Total RNA extracts from leaves of all plants regenerated after the in vitro therapies and controls were screened by RT-PCR for the presence of the virus/viroid previously detected in untreated cultures, such as ACLSV, ASGV, or AHVd. The sequences of the three primer pairs used are listed in Table 2. Primers targeting NAD5 (NADH-ubiquinone oxidoreductase chain 5) gene from the host plant were also included in all PCR reactions. RT-PCR for ACLSV was carried out using a Platinum PCR SuperMix High Fidelity kit (Invitrogen, Carlsbad, CA, USA) with 150 nM of the forward and reverse primers for the virus, 50 nM of the forward and reverse primers for NAD5, and 1 µl of RNA template in a final reaction volume of 25 µL. The PCR program consisted of an initial cDNA step for 30 min at 50 °C followed by 15 min at 95 °C, and 40 cycles of 30 s at 94 °C, 45 s at 55 °C, and 2 min at 72 °C, and one final extension of 10 min at 72 °C. For ASGV, the RT-PCR reactions were performed using a One-Step RT-PCR Kit (Qiagen) with 600 nM of the forward and reverse primers for the virus, 200 nM of the forward and reverse primers for NAD5, and 1 µL of RNA template in a final reaction volume of 25 µL. The following cycling conditions were used: 50 °C for 45 min, 95 °C for 5 min, followed by 35 cycles at 94 °C for 1 min, 58 °C for 1 min, and 72 °C for 2 min, and one final extension at 72 °C for 10 min. For AHVd, the SuperScript III Platinum One-Step RT-PCR kit (Invitrogen) was used, with 250 nM of the forward and reverse primers, 62 nM of the forward and reverse primers for NAD5, and 1 µL of RNA template in a final reaction volume of 20 µL. The PCR program used for amplification was as follows: 50 °C for 30 min, 94 °C for 2 min, followed by 35 cycles at 94 °C for 30 s, 59 °C for 1 min, and 68 °C for 40 s, and one final extension at 68 °C for 5 min. The amplified fragments were visualized using the QIAxel capillary gel electrophoresis system (Qiagen, Irvine, CA, USA).

Table 2

Primers and probes used for detection of ACLSV, ASGV, AHVd, and NAD5 in apple rootstock samples.

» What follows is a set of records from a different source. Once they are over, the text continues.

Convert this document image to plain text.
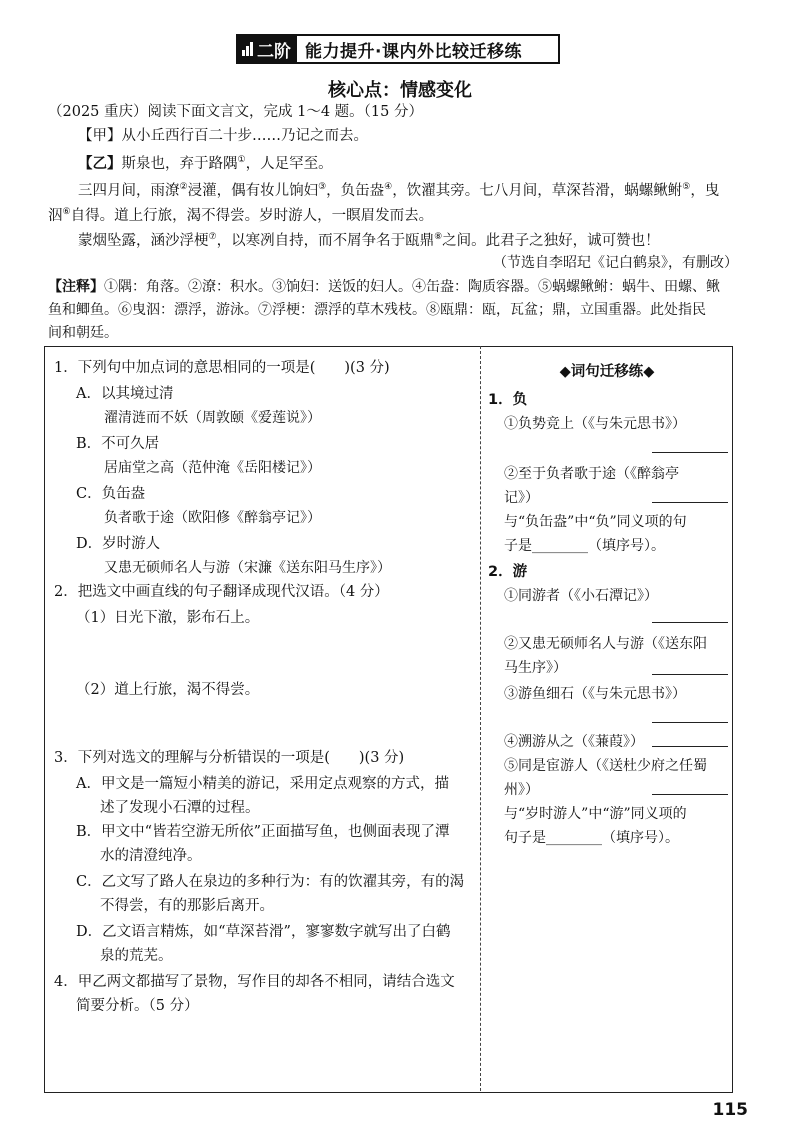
二阶 能力提升·课内外比较迁移练
核心点：情感变化
（2025 重庆）阅读下面文言文，完成 1～4 题。（15 分）
【甲】从小丘西行百二十步……乃记之而去。
【乙】斯泉也，弃于路隅①，人足罕至。
三四月间，雨潦②浸灌，偶有妆儿饷妇③，负缶盎④，饮濯其旁。七八月间，草深苔滑，蜗螺鳅鲋⑤，曳
泅⑥自得。道上行旅，渴不得尝。岁时游人，一瞑眉发而去。
蒙烟坠露，涵沙浮梗⑦，以寒冽自持，而不屑争名于瓯鼎⑧之间。此君子之独好，诚可赞也！
（节选自李昭玘《记白鹤泉》，有删改）
【注释】①隅：角落。②潦：积水。③饷妇：送饭的妇人。④缶盎：陶质容器。⑤蜗螺鳅鲋：蜗牛、田螺、鳅
鱼和鲫鱼。⑥曳泅：漂浮，游泳。⑦浮梗：漂浮的草木残枝。⑧瓯鼎：瓯，瓦盆；鼎，立国重器。此处指民
间和朝廷。
1．下列句中加点词的意思相同的一项是(　　)(3 分)
A．以其境过清
濯清涟而不妖（周敦颐《爱莲说》）
B．不可久居
居庙堂之高（范仲淹《岳阳楼记》）
C．负缶盎
负者歌于途（欧阳修《醉翁亭记》）
D．岁时游人
又患无硕师名人与游（宋濂《送东阳马生序》）
2．把选文中画直线的句子翻译成现代汉语。（4 分）
（1）日光下澈，影布石上。
（2）道上行旅，渴不得尝。
3．下列对选文的理解与分析错误的一项是(　　)(3 分)
A．甲文是一篇短小精美的游记，采用定点观察的方式，描
述了发现小石潭的过程。
B．甲文中“皆若空游无所依”正面描写鱼，也侧面表现了潭
水的清澄纯净。
C．乙文写了路人在泉边的多种行为：有的饮濯其旁，有的渴
不得尝，有的那影后离开。
D．乙文语言精炼，如“草深苔滑”，寥寥数字就写出了白鹤
泉的荒芜。
4．甲乙两文都描写了景物，写作目的却各不相同，请结合选文
简要分析。（5 分）
◆词句迁移练◆
1．负
①负势竞上（《与朱元思书》）
②至于负者歌于途（《醉翁亭
记》）
与“负缶盎”中“负”同义项的句
子是________（填序号）。
2．游
①同游者（《小石潭记》）
②又患无硕师名人与游（《送东阳
马生序》）
③游鱼细石（《与朱元思书》）
④溯游从之（《蒹葭》）
⑤同是宦游人（《送杜少府之任蜀
州》）
与“岁时游人”中“游”同义项的
句子是________（填序号）。
115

Primer	Sequence	Product Size	Source
ACLSV-F	5′-TTCATGGAAAGACAGGGGCAA-3′	677 bp	[89]
ACLSV-R	5′-AAGTCTACAGGCTATTTATTATAAGTCTAA-3′
ASGV-FASGV-R	5′-GCCACTTCTAGGCAGAACTCTTTGAA-3′	273 bp	[89]
	5′-AACCCCTTTTTGTCCTTCAGTACGAA-3′
AHVd-FAHVd-R	5′-CCCTCCGGTCKTRTCCAACC-3′	92 bp	Costa et al., unpublished
	5′-GCGAGAGAGAGCGACTTCTC-3′
NAD5-FNAD5-R	5′-GATGCTTCTTGGGGCTTCTTGTT-3′	181 bp	[89]
	5′-CTCCAGTCACCAACATTGGCATAA-3′

Abbreviations: ACLSV Apple chlorotic leaf spot virus, ASGV Apple stem grooving virus, AHVd Apple hammerhead viroid, NAD5 NADH-ubiquinone oxidoreductase chain 5, bp base pairs.